Ukraine: “Some people are too scared to surface” – Ukraine


MSF doctor Lisa Searle recounts her experience caring for displaced people in Kharkiv metro stations

Since the start of the war in Ukraine, Kharkiv, the country’s second city, has been hard hit by the Russian offensive. While many of the 1.8 million people who lived in Kharkiv before the war broke out have fled, some 350,000 people who were unwilling or unable to leave remain in the city, according to local authorities.

Many took refuge in underground metro stations to escape the incessant bombardments. Trapped underground, they are cut off from essential services, including health care. From children who are too afraid to fall asleep, to people who feel like they can’t breathe, to patients with high blood pressure at risk of stroke, the mobile clinics of Médecins Sans Frontières/Médecins Sans Frontières (MSF) working in multiple stations across three of Kharkiv’s metro lines addresses a wide range of health issues, both pre-existing and conflict-related or exacerbated.

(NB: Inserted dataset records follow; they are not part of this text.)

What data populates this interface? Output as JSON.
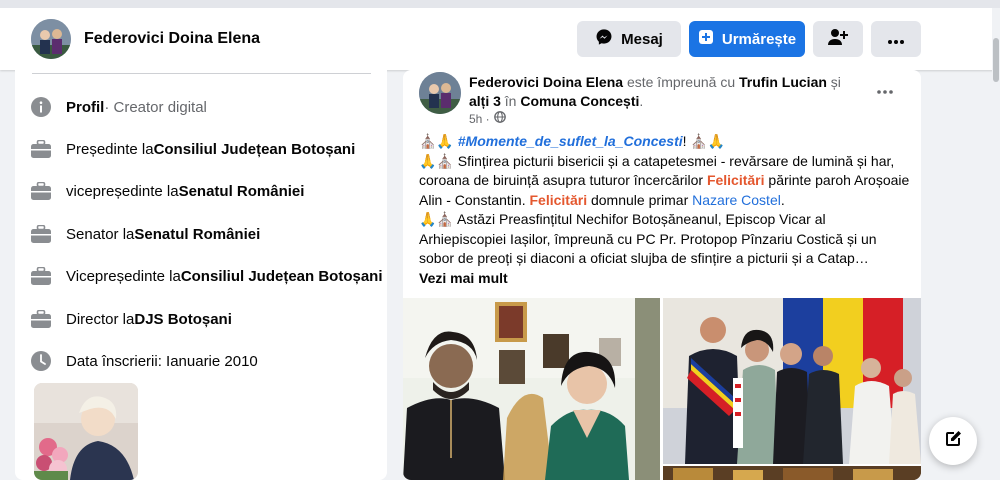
{
  "profile": {
    "name": "Federovici Doina Elena",
    "buttons": {
      "message": "Mesaj",
      "follow": "Urmărește"
    }
  },
  "intro": {
    "items": [
      {
        "prefix": "Profil",
        "suffix": " · Creator digital",
        "org": ""
      },
      {
        "prefix": "",
        "suffix": "Președinte la ",
        "org": "Consiliul Județean Botoșani"
      },
      {
        "prefix": "",
        "suffix": "vicepreședinte la ",
        "org": "Senatul României"
      },
      {
        "prefix": "",
        "suffix": "Senator la ",
        "org": "Senatul României"
      },
      {
        "prefix": "",
        "suffix": "Vicepreședinte la ",
        "org": "Consiliul Județean Botoșani"
      },
      {
        "prefix": "",
        "suffix": "Director la ",
        "org": "DJS Botoșani"
      },
      {
        "prefix": "",
        "suffix": "Data înscrierii: Ianuarie 2010",
        "org": ""
      }
    ]
  },
  "post": {
    "author": "Federovici Doina Elena",
    "with_text": " este împreună cu ",
    "with_person": "Trufin Lucian",
    "and_text": " și ",
    "others": "alți 3",
    "in_text": " în ",
    "place": "Comuna Concești",
    "period": ".",
    "time": "5h ·",
    "emoji_church": "⛪🙏",
    "emoji_church2": "⛪🙏",
    "hashtag": "#Momente_de_suflet_la_Concesti",
    "hashtag_end": "!",
    "emoji_pray": "🙏⛪",
    "line2a": " Sfințirea picturii bisericii și a catapetesmei -  revărsare de lumină și har, coroana de biruință asupra tuturor încercărilor ",
    "felicitari1": "Felicitări",
    "line2b": " părinte paroh Aroșoaie Alin - Constantin. ",
    "felicitari2": "Felicitări",
    "line2c": " domnule primar ",
    "mayor": "Nazare Costel",
    "line2d": ".",
    "emoji_pray2": "🙏⛪",
    "line3": " Astăzi Preasfințitul Nechifor Botoșăneanul, Episcop Vicar al Arhiepiscopiei Iașilor, împreună cu PC Pr. Protopop Pînzariu Costică și un sobor de preoți și diaconi a oficiat slujba de sfințire a picturii și a Catap…",
    "see_more": "Vezi mai mult"
  },
  "icons": {
    "messenger": "messenger-icon",
    "follow": "follow-plus-icon",
    "add_friend": "add-friend-icon",
    "more": "more-dots-icon",
    "info": "info-icon",
    "work": "briefcase-icon",
    "clock": "clock-icon",
    "globe": "globe-icon",
    "compose": "compose-icon"
  },
  "colors": {
    "accent": "#1b74e4",
    "highlight": "#e4572e",
    "link": "#216fdb"
  }
}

Here, Lisa Searle, an MSF doctor, describes her experiences caring for refugee patients under the city.

The public transport system has completely collapsed here and the network of underground metro stations has become a haven for people whose homes have been destroyed by airstrikes and bombings, or who are too afraid to stay at home. above the surface. Being on the surface now seems so strange, eerie. A few people rushing through the streets by one or two holding bags of groceries. Trying to get to safety before the next air raid alarm sounds, which often happens at least four or five times a day. And after only a few days here, the sound of incoming and outgoing shelling has become background noise. It’s just too exhausting to spend too much time thinking about what it means every time we hear that sound. Another building destroyed, more lives lost and houses destroyed. Today, during one of my too brief visits to the surface, I could see smoke rising from a building that had just been hit, in a part of the city already destroyed and undergoing every day more damage. Blows from above force the contents of buildings to vomit into the streets. Books, clothes, shredded insulation, bricks, curtains and pots dragging out of the buildings to the ground, like intestines dangling from a disembowelled body.

The whole country is in a state of emergency. The few remaining inhabitants of this city are crammed underground, crammed into subways or in makeshift basement shelters. Try to survive. Most of the people who could afford it left, leaving behind the elderly, the disabled, the chronically mentally ill. The most vulnerable. During the day, some people venture outside, squinting at the bright lights and shuffling through the streets, terrified and waiting for the next impact. Some people are too scared to surface and have been underground for weeks.

We work underground, run mobile clinics for the displaced population, and sleep in underground metro stations with whatever we can find. With the sudden influx of displaced people from Ukraine, over 6 million now across the country, there is no camping gear anywhere. The nights are cold, so people wrap themselves in coats and blankets, trying to stay warm. As we finished our clinic tonight and packed our bags, making our way through the crowded platform, a woman I had treated called me “Doctor!”, and handed me a shiny red apple. with a smile. I took it gratefully, holding her hand for a second, touched that she wanted to share what little she had with me. She looked me in the eyes, thanking me profusely for being there. She lost her home in the bombings and has nowhere to go. She suffers from panic attacks and insomnia, and does not have access to her usual medication for high blood pressure.

Tonight I spoke to an elderly woman whose home was hit and destroyed yesterday. She and her husband were at home, she inside the apartment and he on the stairs. They heard the first explosion and had no time to react before their block was hit. They were pulled from the rubble by the emergency services and, miraculously, the only injury between them was a ruptured eardrum. She was upset. She has nowhere to go, so she joined the thousands like her who now live an underground life, with no privacy or sanitation facilities. Stories like this are everywhere. As many patients as we see come to us for a problem that seems simple enough at first glance, such as additional medication for high blood pressure, or a checkup for a sore throat. But once we start talking to them, they often break down, words welling up from them about the horrors they’ve endured.

I treated an 11 year old boy two nights ago whose father brought him to see me. Initially he was complaining of breathing difficulties, and when I asked a few more questions it became clear that this only happens when he has to come to the surface. Panic attacks are common among people living here underground. They are terrified of surfacing and many of them suffer severe panic attacks at the mere prospect of ascending.

Amidst all this suffering, something inspiring and positive is the emergence of local networks of volunteers across the city: people who organize and work together to help those most in need. Residents who have decided to stay here are taking requests from those stuck at home and coordinating donations of food, hygiene items and medicine. Local drivers move around the city, taking huge risks to get these much-needed items to the most vulnerable. Every day I meet people whose compassion and determination to help the most vulnerable bring tears to my eyes and force me to see the hope that lives on in this devastated place.